Research project Harnessing healthcare provider’s behavior to improve health outcomes

This trade-off can significantly burden clinicians and patients, and both clinicians’ and patients’ health carry the consequences of such pressure, with increased risk of burnout and ill-health. The challenge thus lies in promoting meaningful patient-provider relationships while handling restrictions in resources. Yet, too little is known about how patient-provider relationships can be effectively secured and improved, and new research is needed to better understand the importance of the patient-provider relationship for health outcomes.
The project aims at determining how healthcare providers’ behavior contribute to health outcomes, and to assess whether modulation of stress responses underlie this effect.

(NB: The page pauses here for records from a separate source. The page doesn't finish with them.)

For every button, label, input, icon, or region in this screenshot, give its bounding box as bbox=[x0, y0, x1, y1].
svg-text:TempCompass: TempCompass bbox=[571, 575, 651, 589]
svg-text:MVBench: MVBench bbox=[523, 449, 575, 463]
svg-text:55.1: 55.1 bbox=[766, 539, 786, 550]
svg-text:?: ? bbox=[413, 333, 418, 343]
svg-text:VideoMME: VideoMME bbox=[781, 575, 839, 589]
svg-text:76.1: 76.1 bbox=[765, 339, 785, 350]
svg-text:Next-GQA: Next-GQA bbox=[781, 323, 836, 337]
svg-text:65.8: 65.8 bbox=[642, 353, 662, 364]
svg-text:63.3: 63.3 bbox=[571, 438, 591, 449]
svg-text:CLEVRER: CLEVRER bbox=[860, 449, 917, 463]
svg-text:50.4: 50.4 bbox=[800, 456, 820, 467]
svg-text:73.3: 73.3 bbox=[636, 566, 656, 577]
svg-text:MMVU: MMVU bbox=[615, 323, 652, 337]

Immunological processes will be experimentally activated while manipulating the providers’ behavior: healthy participants will experimentally be made transiently sick using an intravenous injection of a bacterial endotoxin, and healthcare providers will be trained to have augmented (e.g., warm, attentive, caring) versus limited interactions with sick participants. Healthcare providers’ behavior will be rated by participants, as well as objectively from video recordings according to a validated checklist. Objective (fever, immune) and subjective (e.g. sickness symptoms, pain) responses of sick participants, as well as stress and neuroendocrine responses, will be assessed.
Research objectives are:
- Determine the role of healthcare provider’s behavior on sickness outcomes, and explore the weight of each aspect of the healthcare provider’s behavior in these effects;
- Assess the role of stress and neuroendocrine processes in mediating the effect of healthcare provider’s behavior on sickness outcomes, and the possible moderating effect of several sociopsychological predictors.
- Explore how sick individuals overtly express their ill-health and how this relates to the healthcare provider’s behavior.